Pembukaan festival ditandai dengan pengetukan lesung secara bersama-sama oleh Bupati Rejang Lebong H.M. Fikri Thobari, SE., M.AP, Ketua TP-PKK Ny. Intan Larasita Fikri, Kadis Pariwisata Riki Irawan, S.Sos., MM, Forkopimda, Kepala Desa Belitar Seberang Kasiadi, serta perwakilan TNI, Polri, camat, dan tamu undangan lainnya. Tradisi pengetikan lesung bukan hanya simbol kebersamaan, tetapi juga bentuk penghormatan terhadap budaya kerja dan gotong royong masyarakat setempat.


Kolosal “The Wonderful of Belirang”: Kisah Sejarah yang Dihidupkan Kembali

Salah satu penampilan paling ditunggu adalah pertunjukan kolosal The Wonderful of Belirang.
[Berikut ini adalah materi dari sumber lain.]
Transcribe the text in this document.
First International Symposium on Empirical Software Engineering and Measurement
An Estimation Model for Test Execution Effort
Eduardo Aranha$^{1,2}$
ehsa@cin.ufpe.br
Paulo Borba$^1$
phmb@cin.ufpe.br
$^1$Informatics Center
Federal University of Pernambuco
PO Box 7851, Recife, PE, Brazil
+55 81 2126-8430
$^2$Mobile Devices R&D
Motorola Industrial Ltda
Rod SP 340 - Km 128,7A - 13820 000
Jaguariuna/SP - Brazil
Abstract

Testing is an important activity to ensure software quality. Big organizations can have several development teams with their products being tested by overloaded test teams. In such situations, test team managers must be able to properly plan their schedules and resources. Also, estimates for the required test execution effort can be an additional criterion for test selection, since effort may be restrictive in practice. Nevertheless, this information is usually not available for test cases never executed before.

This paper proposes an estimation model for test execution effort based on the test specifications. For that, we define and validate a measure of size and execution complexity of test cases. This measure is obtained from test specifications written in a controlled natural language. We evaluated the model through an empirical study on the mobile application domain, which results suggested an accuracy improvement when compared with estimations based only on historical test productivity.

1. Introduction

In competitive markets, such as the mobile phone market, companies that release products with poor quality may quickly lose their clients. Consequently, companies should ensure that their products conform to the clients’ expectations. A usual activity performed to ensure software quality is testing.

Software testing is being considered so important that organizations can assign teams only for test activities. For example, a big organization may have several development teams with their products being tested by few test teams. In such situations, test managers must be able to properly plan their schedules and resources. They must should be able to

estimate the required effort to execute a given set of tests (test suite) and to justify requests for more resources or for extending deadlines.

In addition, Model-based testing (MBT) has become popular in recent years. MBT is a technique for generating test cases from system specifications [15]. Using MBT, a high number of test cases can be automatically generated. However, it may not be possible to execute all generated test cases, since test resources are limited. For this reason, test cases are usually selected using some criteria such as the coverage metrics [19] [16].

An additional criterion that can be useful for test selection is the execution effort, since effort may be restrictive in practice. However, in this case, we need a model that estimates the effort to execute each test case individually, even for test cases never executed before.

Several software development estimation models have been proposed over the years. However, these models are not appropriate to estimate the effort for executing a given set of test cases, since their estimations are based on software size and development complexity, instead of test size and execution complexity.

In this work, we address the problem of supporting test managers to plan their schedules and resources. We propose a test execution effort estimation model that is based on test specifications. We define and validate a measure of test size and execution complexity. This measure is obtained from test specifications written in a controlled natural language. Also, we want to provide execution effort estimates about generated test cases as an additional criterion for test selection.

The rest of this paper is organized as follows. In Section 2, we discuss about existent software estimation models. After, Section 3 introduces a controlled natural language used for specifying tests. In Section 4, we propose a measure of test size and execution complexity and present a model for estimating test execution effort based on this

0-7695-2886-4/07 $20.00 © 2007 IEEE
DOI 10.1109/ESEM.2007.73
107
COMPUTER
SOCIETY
Tarian ini mengangkat kisah perjuangan para sesepuh Desa Belitar Seberang pada tahun 1932, ketika mereka membuka hutan lebat menjadi lahan pertanian sekaligus permukiman pertama bagi warga.
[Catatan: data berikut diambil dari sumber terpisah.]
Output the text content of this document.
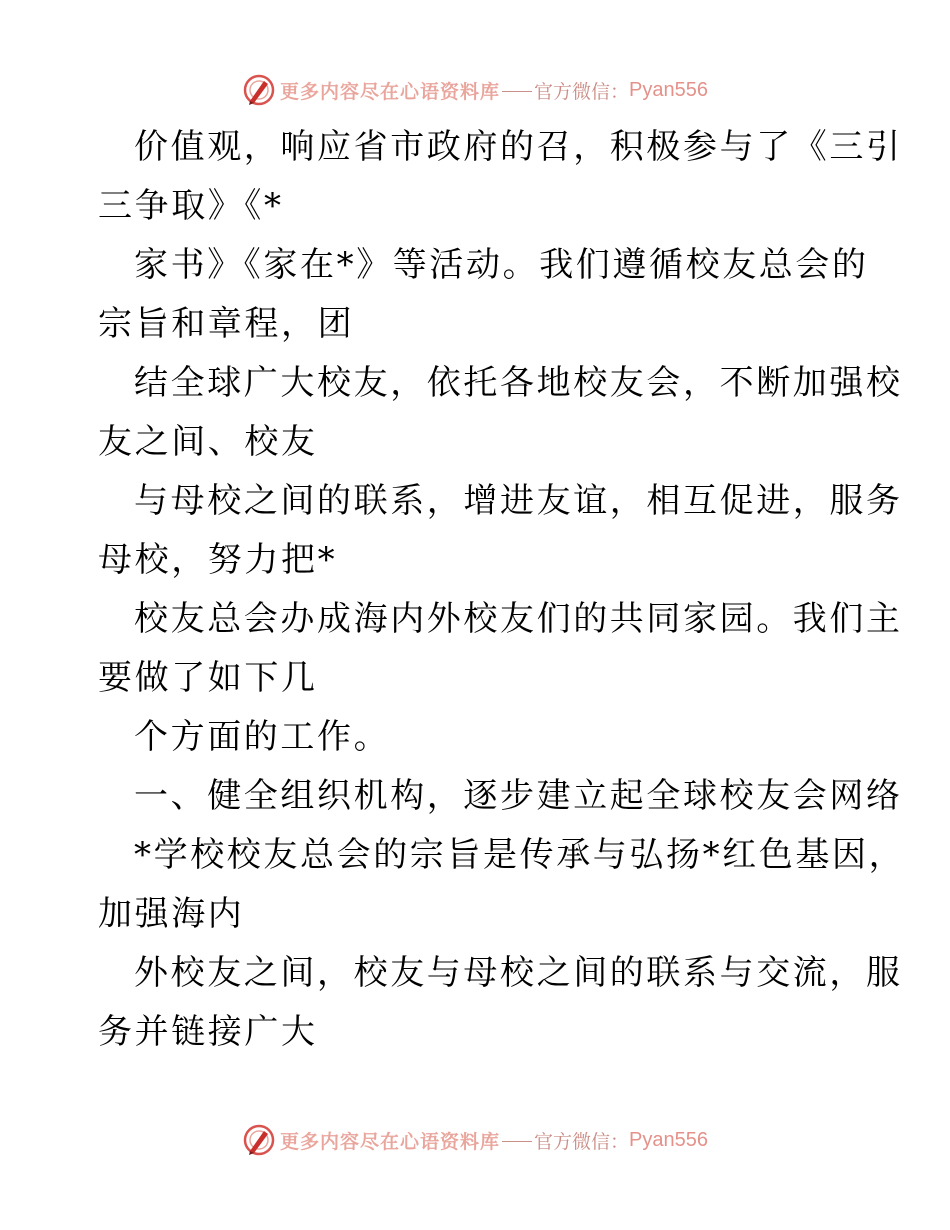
更多内容尽在心语资料库 官方微信： Pyan556
价值观，响应省市政府的召，积极参与了《三引
三争取》《*
家书》《家在*》等活动。我们遵循校友总会的
宗旨和章程，团
结全球广大校友，依托各地校友会，不断加强校
友之间、校友
与母校之间的联系，增进友谊，相互促进，服务
母校，努力把*
校友总会办成海内外校友们的共同家园。我们主
要做了如下几
个方面的工作。
一、健全组织机构，逐步建立起全球校友会网络
*学校校友总会的宗旨是传承与弘扬*红色基因，
加强海内
外校友之间，校友与母校之间的联系与交流，服
务并链接广大
更多内容尽在心语资料库 官方微信： Pyan556
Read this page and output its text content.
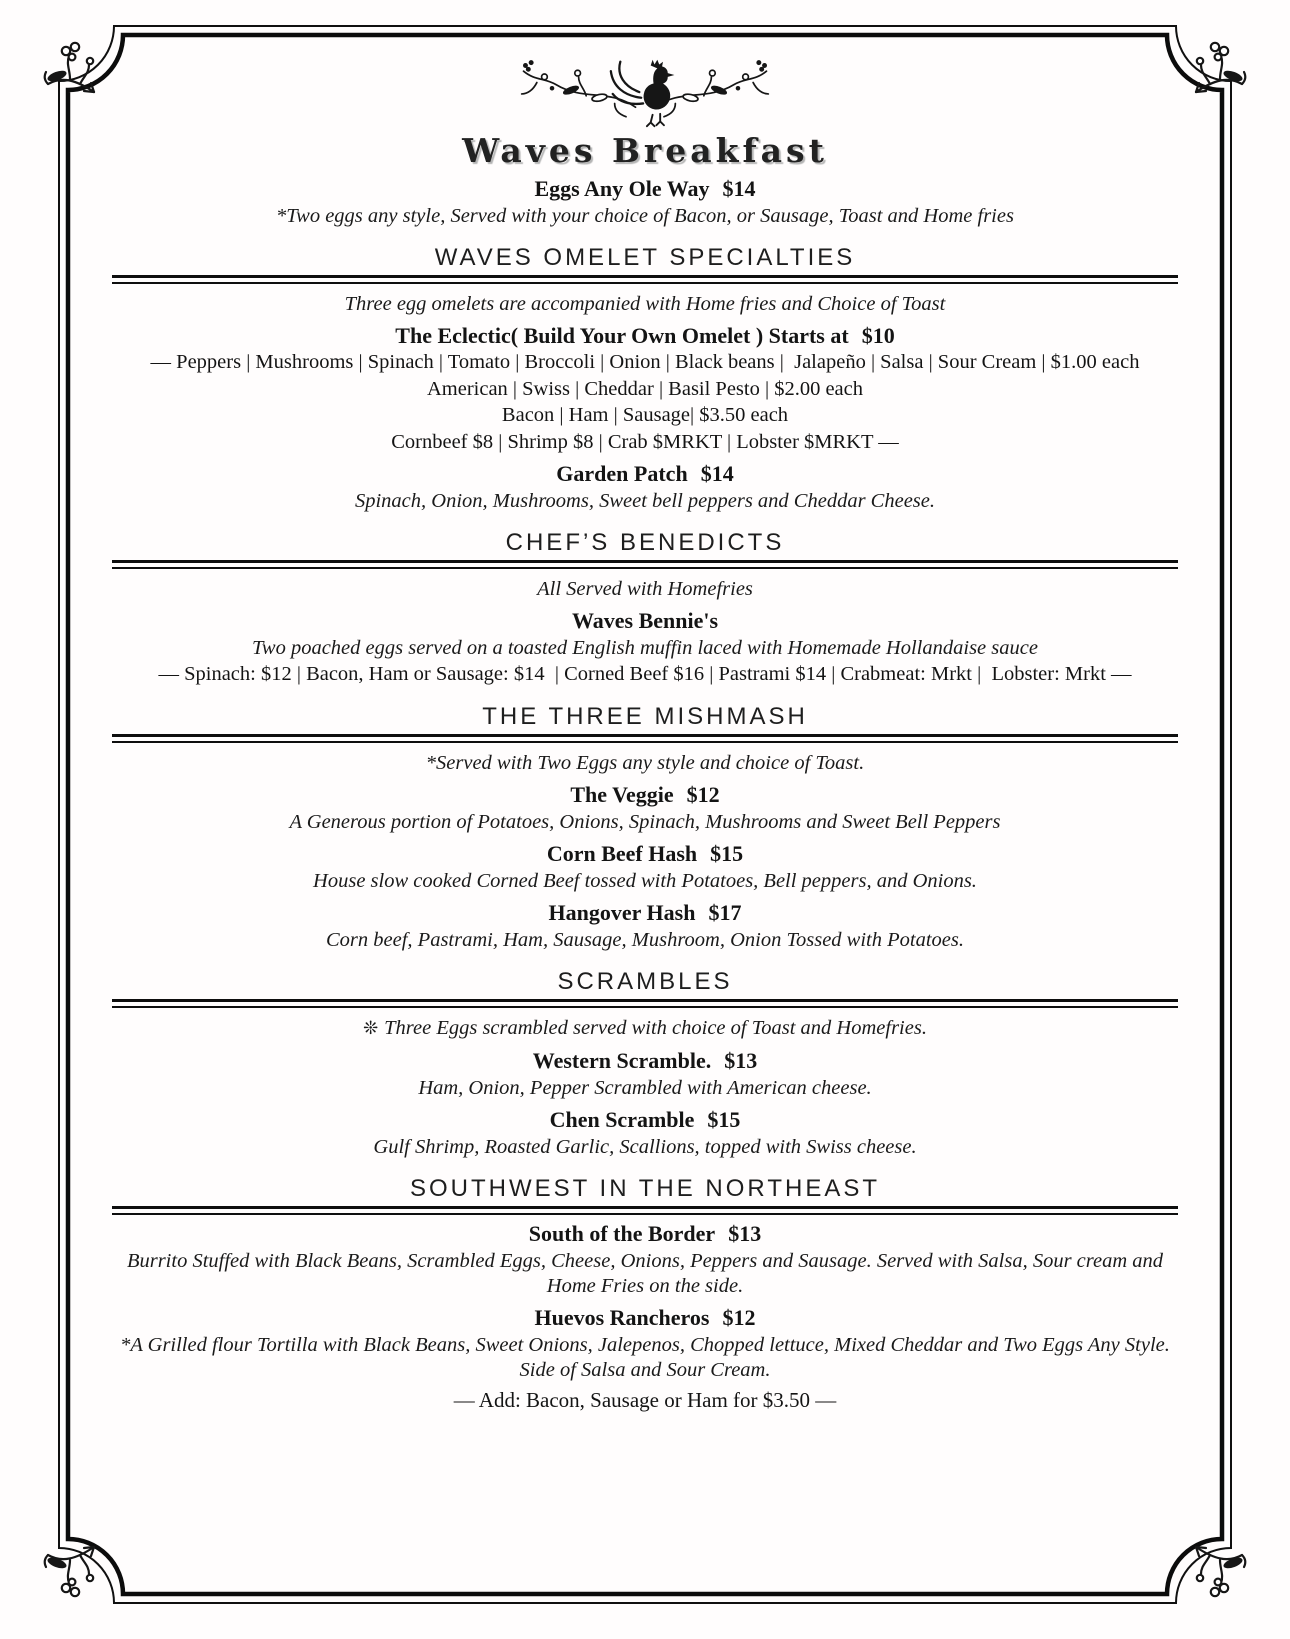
Waves Breakfast
Eggs Any Ole Way $14
*Two eggs any style, Served with your choice of Bacon, or Sausage, Toast and Home fries
WAVES OMELET SPECIALTIES
Three egg omelets are accompanied with Home fries and Choice of Toast
The Eclectic( Build Your Own Omelet ) Starts at $10
— Peppers | Mushrooms | Spinach | Tomato | Broccoli | Onion | Black beans |  Jalapeño | Salsa | Sour Cream | $1.00 each
American | Swiss | Cheddar | Basil Pesto | $2.00 each
Bacon | Ham | Sausage| $3.50 each
Cornbeef $8 | Shrimp $8 | Crab $MRKT | Lobster $MRKT —
Garden Patch $14
Spinach, Onion, Mushrooms, Sweet bell peppers and Cheddar Cheese.
CHEF’S BENEDICTS
All Served with Homefries
Waves Bennie's
Two poached eggs served on a toasted English muffin laced with Homemade Hollandaise sauce
— Spinach: $12 | Bacon, Ham or Sausage: $14  | Corned Beef $16 | Pastrami $14 | Crabmeat: Mrkt |  Lobster: Mrkt —
THE THREE MISHMASH
*Served with Two Eggs any style and choice of Toast.
The Veggie $12
A Generous portion of Potatoes, Onions, Spinach, Mushrooms and Sweet Bell Peppers
Corn Beef Hash $15
House slow cooked Corned Beef tossed with Potatoes, Bell peppers, and Onions.
Hangover Hash $17
Corn beef, Pastrami, Ham, Sausage, Mushroom, Onion Tossed with Potatoes.
SCRAMBLES
❊ Three Eggs scrambled served with choice of Toast and Homefries.
Western Scramble. $13
Ham, Onion, Pepper Scrambled with American cheese.
Chen Scramble $15
Gulf Shrimp, Roasted Garlic, Scallions, topped with Swiss cheese.
SOUTHWEST IN THE NORTHEAST
South of the Border $13
Burrito Stuffed with Black Beans, Scrambled Eggs, Cheese, Onions, Peppers and Sausage. Served with Salsa, Sour cream and Home Fries on the side.
Huevos Rancheros $12
*A Grilled flour Tortilla with Black Beans, Sweet Onions, Jalepenos, Chopped lettuce, Mixed Cheddar and Two Eggs Any Style. Side of Salsa and Sour Cream.
— Add: Bacon, Sausage or Ham for $3.50 —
Gerakan para penari menggambarkan keberanian, kerja keras, dan spiritualitas leluhur, menjadikan tarian ini bukan hanya hiburan, tetapi bentuk pelestarian sejarah yang hidup di tengah masyarakat.

Bupati Fikri menyampaikan apresiasi kepada seluruh pihak yang telah berperan dalam penyelenggaraan festival.
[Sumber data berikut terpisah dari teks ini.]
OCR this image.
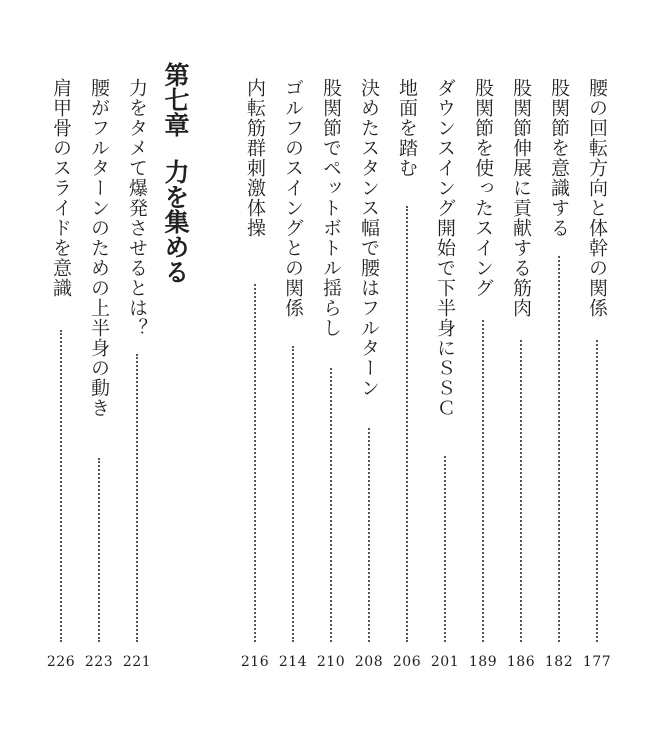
腰の回転方向と体幹の関係
177
股関節を意識する
182
股関節伸展に貢献する筋肉
186
股関節を使ったスイング
189
ダウンスイング開始で下半身にＳＳＣ
201
地面を踏む
206
決めたスタンス幅で腰はフルターン
208
股関節でペットボトル揺らし
210
ゴルフのスイングとの関係
214
内転筋群刺激体操
216
第七章力を集める
力をタメて爆発させるとは？
221
腰がフルターンのための上半身の動き
223
肩甲骨のスライドを意識
226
“Festival Bhumi Belirang bukan sekadar perayaan, tetapi wujud nyata semangat kita melestarikan kekayaan alam dan budaya. Belirang adalah anugerah yang harus kita jaga bersama serta menjadi identitas masyarakat Rejang Lebong,” ujar Bupati Fikri.

Ia juga berharap festival ini mampu meningkatkan kesadaran masyarakat dalam menjaga kelestarian lingkungan, khususnya sumber daya alam yang menjadi daya tarik utama desa. Selain itu, ia mendorong pelaku seni dan budaya lokal untuk terus berinovasi dalam memperkenalkan budaya Rejang Lebong ke tingkat yang lebih luas.
Kepala Desa Belitar Seberang, Kasiadi, mengucapkan terima kasih atas dukungan Pemerintah Kabupaten Rejang Lebong dan seluruh masyarakat.
“Terima kasih kepada semua pihak yang sudah berperan aktif menyukseskan event ini. Semoga Festival Bhumi Belirang terus berkembang dan membawa manfaat bagi masyarakat,” ujarnya.
Ogoh-Ogoh Warnai Karnaval, Menjadi Magnet Wisatawan, Festival semakin meriah dengan adanya pawai Ogoh-Ogoh, yang menjadi tontonan favorit pengunjung. Arak-arakan dengan patung berukuran besar ini tidak hanya menambah semarak festival, tetapi juga menjadi daya tarik budaya yang unik, memadukan unsur seni rupa, kreativitas warga, serta hiburan khas masyarakat lokal.
Puncak perayaan akan berlangsung pada malam hari nanti yang mengusung tema “Dangdut Jadul Era 80-an”. Para peserta akan tampil dengan kostum klasik yang menggambarkan gaya fesyen tempo dulu, menghadirkan suasana nostalgia yang hangat dan menghibur.
Festival Bhumi Belirang 2025 kembali membuktikan bahwa desa bukan hanya wilayah administratif, tetapi pusat kreativitas yang memiliki kekuatan besar untuk menggerakkan ekonomi, pariwisata, dan pelestarian budaya.
Dengan kekayaan tradisi, kekompakan masyarakat, serta dukungan pemerintah, Desa Belitar Seberang menunjukkan bahwa kebudayaan dapat menjadi fondasi kemajuan desa.